Looking back at the late 1980's and early 1990's, Badger faithful likely echo Tiller's assessment. In the previous three season's before Alvarez's arrival, Wisconsin was a perennial Big Ten doormat, going 6-27 and winning only three Big Ten contests under Alvarez's predecessor, Don Morton. Alvarez took over a team in 1990 that hadn't had a winning season since or appeared in a bowl game since 1984
"When he went up there after the 1989 season, they were probably as low in the conference as any program going," Iowa head coach Kirk Ferentz said.
Alvarez managed to not just turn the stagnant program around; but to usher in a renaissance in a hurry. Just four seasons into his tenure at UW, Alvarez led the Badgers to their first Rose Bowl victory in 41 years. And by the end of the decade Alvarez had added two more Rose Bowl wins to his résumé .
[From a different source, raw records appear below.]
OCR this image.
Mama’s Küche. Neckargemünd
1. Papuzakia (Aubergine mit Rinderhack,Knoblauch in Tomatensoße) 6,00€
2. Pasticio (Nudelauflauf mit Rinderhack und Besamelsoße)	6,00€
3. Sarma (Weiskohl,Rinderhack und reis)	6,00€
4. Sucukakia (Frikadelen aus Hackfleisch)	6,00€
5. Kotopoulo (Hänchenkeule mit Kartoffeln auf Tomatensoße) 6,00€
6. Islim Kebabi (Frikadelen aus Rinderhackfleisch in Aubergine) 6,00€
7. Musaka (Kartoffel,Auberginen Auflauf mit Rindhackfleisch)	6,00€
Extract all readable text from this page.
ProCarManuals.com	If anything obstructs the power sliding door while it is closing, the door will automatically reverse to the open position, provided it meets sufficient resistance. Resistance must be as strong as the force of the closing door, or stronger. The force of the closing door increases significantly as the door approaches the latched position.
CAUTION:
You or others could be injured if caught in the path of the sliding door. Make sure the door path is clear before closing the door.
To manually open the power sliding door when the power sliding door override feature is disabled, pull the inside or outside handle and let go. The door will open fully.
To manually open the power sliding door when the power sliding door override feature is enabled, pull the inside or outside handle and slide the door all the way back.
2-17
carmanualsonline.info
Under Alvarez, the Wisconsin athletic department has enjoyed considerable financial success, with the recently renovated and expanded Camp Randall Stadium standing as the ultimate example.
"Barry this (Camp Randall Stadium) is a real testimony to you," Northwestern head coach Randy Walker recalled telling Alvarez after his team's 24-12 loss to UW at Camp Randall last October. "What you have here is just a tremendous statement about you and what kind of coach you are, what kind of leadership you've had at the top of the program and I can't say enough."
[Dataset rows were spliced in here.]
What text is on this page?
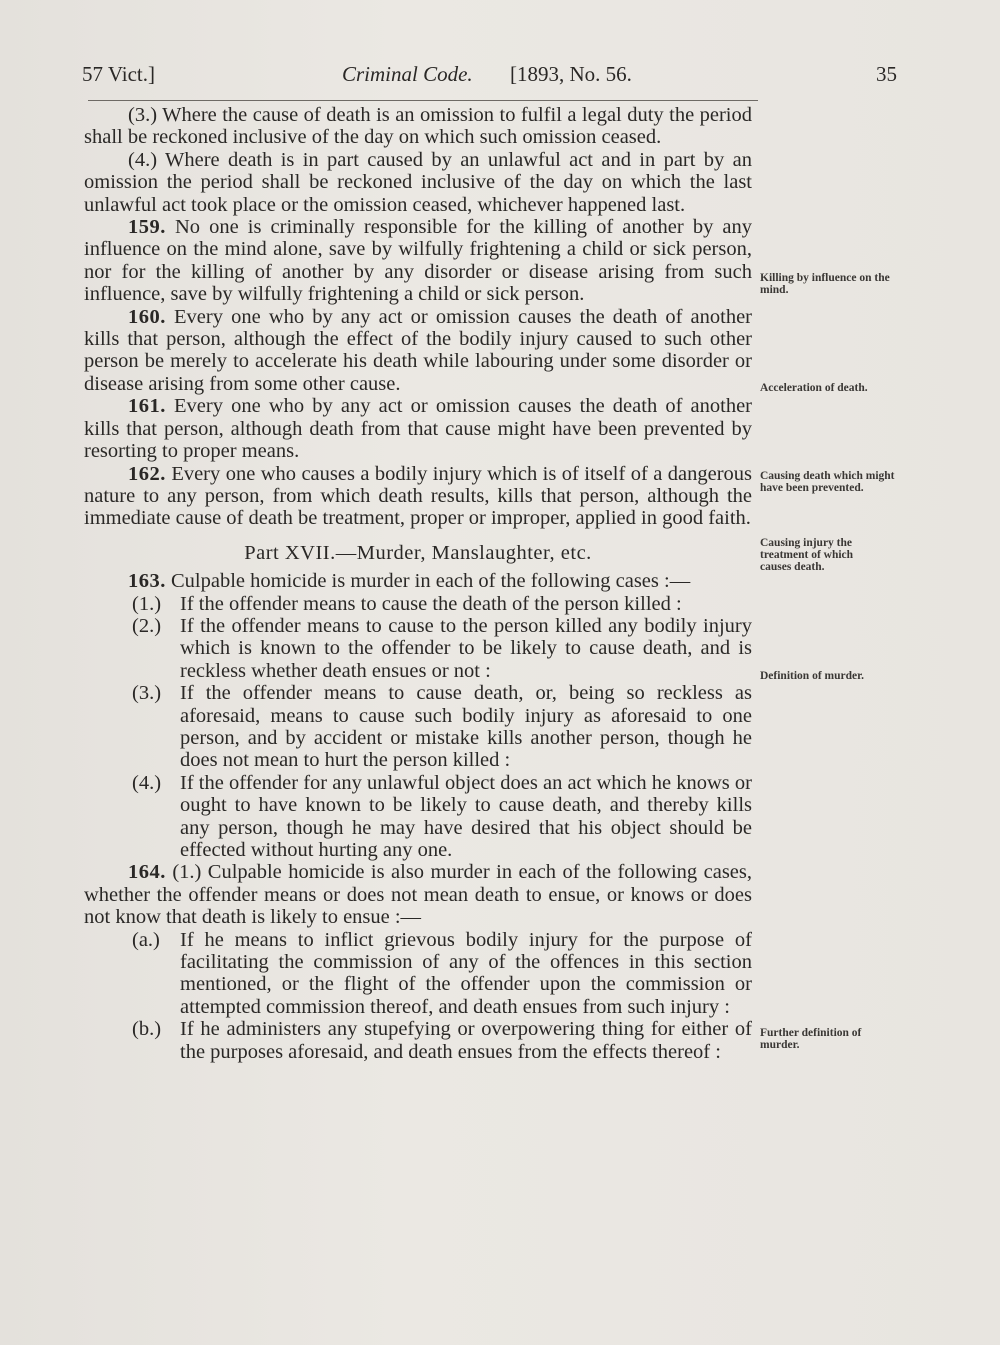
57 Vict.]	Criminal Code. [1893, No. 56.	35

(3.) Where the cause of death is an omission to fulfil a legal duty the period shall be reckoned inclusive of the day on which such omission ceased.

(4.) Where death is in part caused by an unlawful act and in part by an omission the period shall be reckoned inclusive of the day on which the last unlawful act took place or the omission ceased, whichever happened last.

159. No one is criminally responsible for the killing of another by any influence on the mind alone, save by wilfully frightening a child or sick person, nor for the killing of another by any disorder or disease arising from such influence, save by wilfully frightening a child or sick person.

160. Every one who by any act or omission causes the death of another kills that person, although the effect of the bodily injury caused to such other person be merely to accelerate his death while labouring under some disorder or disease arising from some other cause.

161. Every one who by any act or omission causes the death of another kills that person, although death from that cause might have been prevented by resorting to proper means.

162. Every one who causes a bodily injury which is of itself of a dangerous nature to any person, from which death results, kills that person, although the immediate cause of death be treatment, proper or improper, applied in good faith.

Part XVII.—Murder, Manslaughter, etc.

163. Culpable homicide is murder in each of the following cases :—

(1.) If the offender means to cause the death of the person killed :

(2.) If the offender means to cause to the person killed any bodily injury which is known to the offender to be likely to cause death, and is reckless whether death ensues or not :

(3.) If the offender means to cause death, or, being so reckless as aforesaid, means to cause such bodily injury as aforesaid to one person, and by accident or mistake kills another person, though he does not mean to hurt the person killed :

(4.) If the offender for any unlawful object does an act which he knows or ought to have known to be likely to cause death, and thereby kills any person, though he may have desired that his object should be effected without hurting any one.

164. (1.) Culpable homicide is also murder in each of the following cases, whether the offender means or does not mean death to ensue, or knows or does not know that death is likely to ensue :—

(a.) If he means to inflict grievous bodily injury for the purpose of facilitating the commission of any of the offences in this section mentioned, or the flight of the offender upon the commission or attempted commission thereof, and death ensues from such injury :

(b.) If he administers any stupefying or overpowering thing for either of the purposes aforesaid, and death ensues from the effects thereof :

Killing by influence on the mind.
Acceleration of death.
Causing death which might have been prevented.
Causing injury the treatment of which causes death.
Definition of murder.
Further definition of murder.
Wisconsin's turnaround under Alvarez quickly became the model for all coaches trying to rebuild similar "sleeping giant" programs within the Big Ten, and that trend continues presently with new Indiana head coach Terry Hoeppner, who's using the story of Wisconsin's success as the basis for his reclamation project in Bloomington.
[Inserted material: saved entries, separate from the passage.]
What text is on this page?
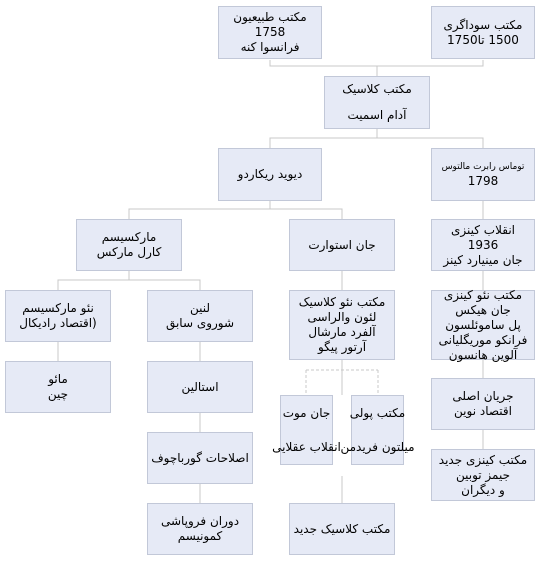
مکتب طبیعیون
1758
فرانسوا کنه
مکتب سوداگری
1500 تا1750
مکتب کلاسیک
آدام اسمیت
دیوید ریکاردو
توماس رابرت مالتوس
1798
مارکسیسم
کارل مارکس
جان استوارت
انقلاب کینزی
1936
جان مینیارد کینز
نئو مارکسیسم
(اقتصاد رادیکال
لنین
شوروی سابق
مکتب نئو کلاسیک
لئون والراسی
آلفرد مارشال
آرتور پیگو
مکتب نئو کینزی
جان هیکس
پل ساموئلسون
فرانکو موریگلیانی
آلوین هانسون
مائو
چین
استالین
جریان اصلی
اقتصاد نوین
جان موت
انقلاب عقلایی
مکتب پولی
میلتون فریدمن
اصلاحات گورباچوف	مکتب کینزی جدید
جیمز توبین
و دیگران
دوران فروپاشی
کمونیسم
مکتب کلاسیک جدید
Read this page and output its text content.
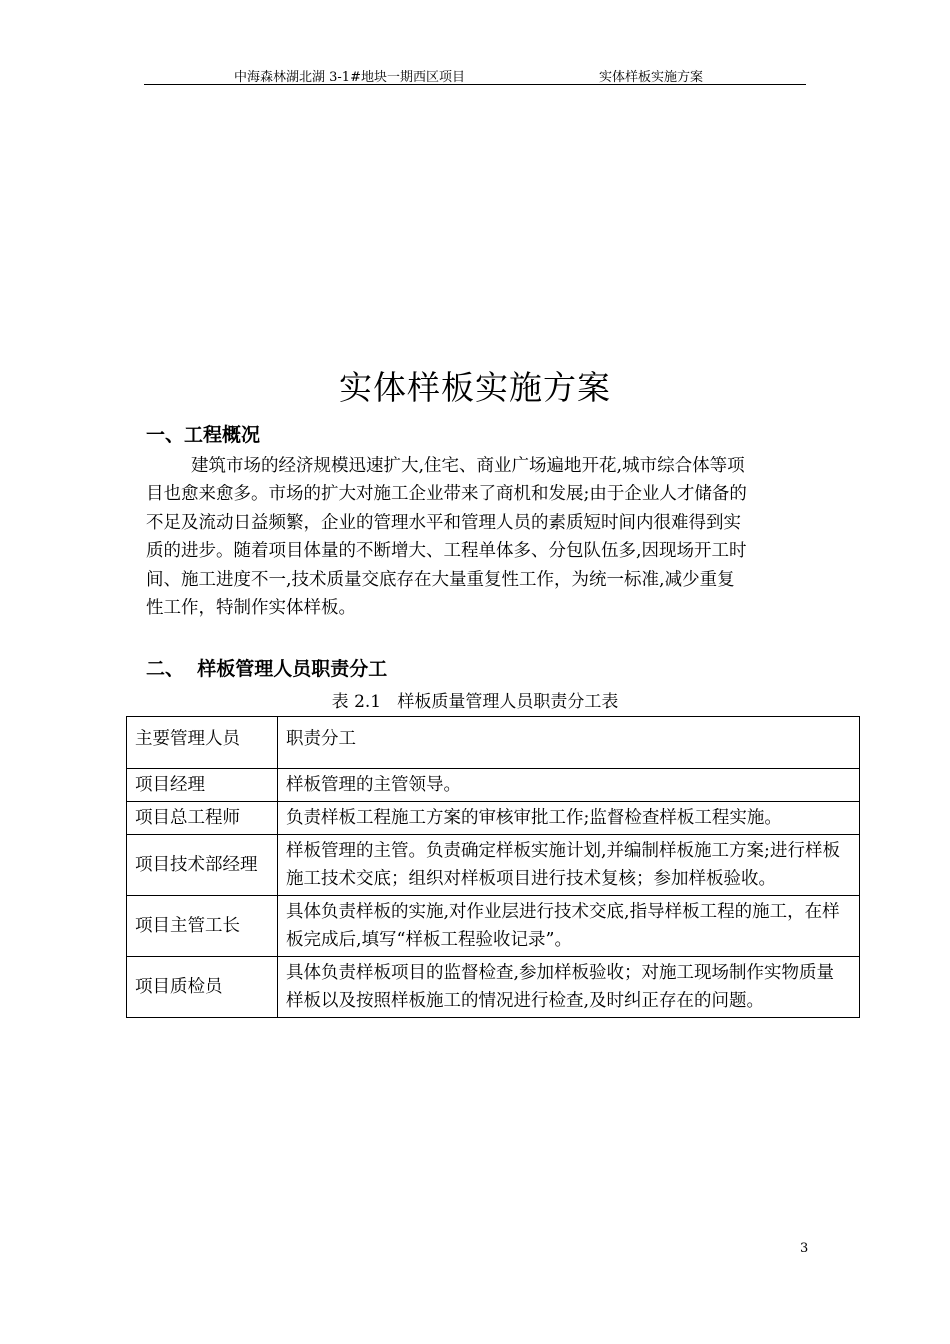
中海森林湖北湖 3-1#地块一期西区项目	实体样板实施方案
实体样板实施方案
一、工程概况
建筑市场的经济规模迅速扩大,住宅、商业广场遍地开花,城市综合体等项
目也愈来愈多。市场的扩大对施工企业带来了商机和发展;由于企业人才储备的
不足及流动日益频繁，企业的管理水平和管理人员的素质短时间内很难得到实
质的进步。随着项目体量的不断增大、工程单体多、分包队伍多,因现场开工时
间、施工进度不一,技术质量交底存在大量重复性工作，为统一标准,减少重复
性工作，特制作实体样板。
二、  样板管理人员职责分工
表 2.1   样板质量管理人员职责分工表
主要管理人员	职责分工
项目经理	样板管理的主管领导。
项目总工程师	负责样板工程施工方案的审核审批工作;监督检查样板工程实施。
项目技术部经理	样板管理的主管。负责确定样板实施计划,并编制样板施工方案;进行样板施工技术交底；组织对样板项目进行技术复核；参加样板验收。
项目主管工长	具体负责样板的实施,对作业层进行技术交底,指导样板工程的施工，在样板完成后,填写“样板工程验收记录”。
项目质检员	具体负责样板项目的监督检查,参加样板验收；对施工现场制作实物质量样板以及按照样板施工的情况进行检查,及时纠正存在的问题。
3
"I have a book on my desk at home called Red Ink and Rose Bowls," Hoeppner said, referring to From Red Ink to Roses, Rick Telander's 1994 book on the Wisconsin athletic department's journey from rags to riches. "The story about Wisconsin football and what they did and I think we can do the same thing. It's a tribute to Barry what he's been able to accomplish."
Despite more than a decade of success in Madison under Alvarez, the move to purely athletic director did not catch all of his peers by surprise.
"I wasn't surprised, I knew there had to be a retirement someplace on the radar screen for coach Alvarez when he took that dual role," Minnesota head coach Glen Mason said. "I'm very glad that he may be retiring from coaching but not from athletics because I think he'll be an asset to the Big Ten in his new position as athletic director."
Regardless of his retirement from the sidelines, many coaches, such as Michigan's Lloyd Carr, will remember Alvarez as a consummate competitor.
"I think we're going to miss him because seeing him on that sideline you knew you were going to watch a team, whether you were watching on TV or if you happen to be across the field competing against him, you knew you were going to be in for a fight that day," Carr said.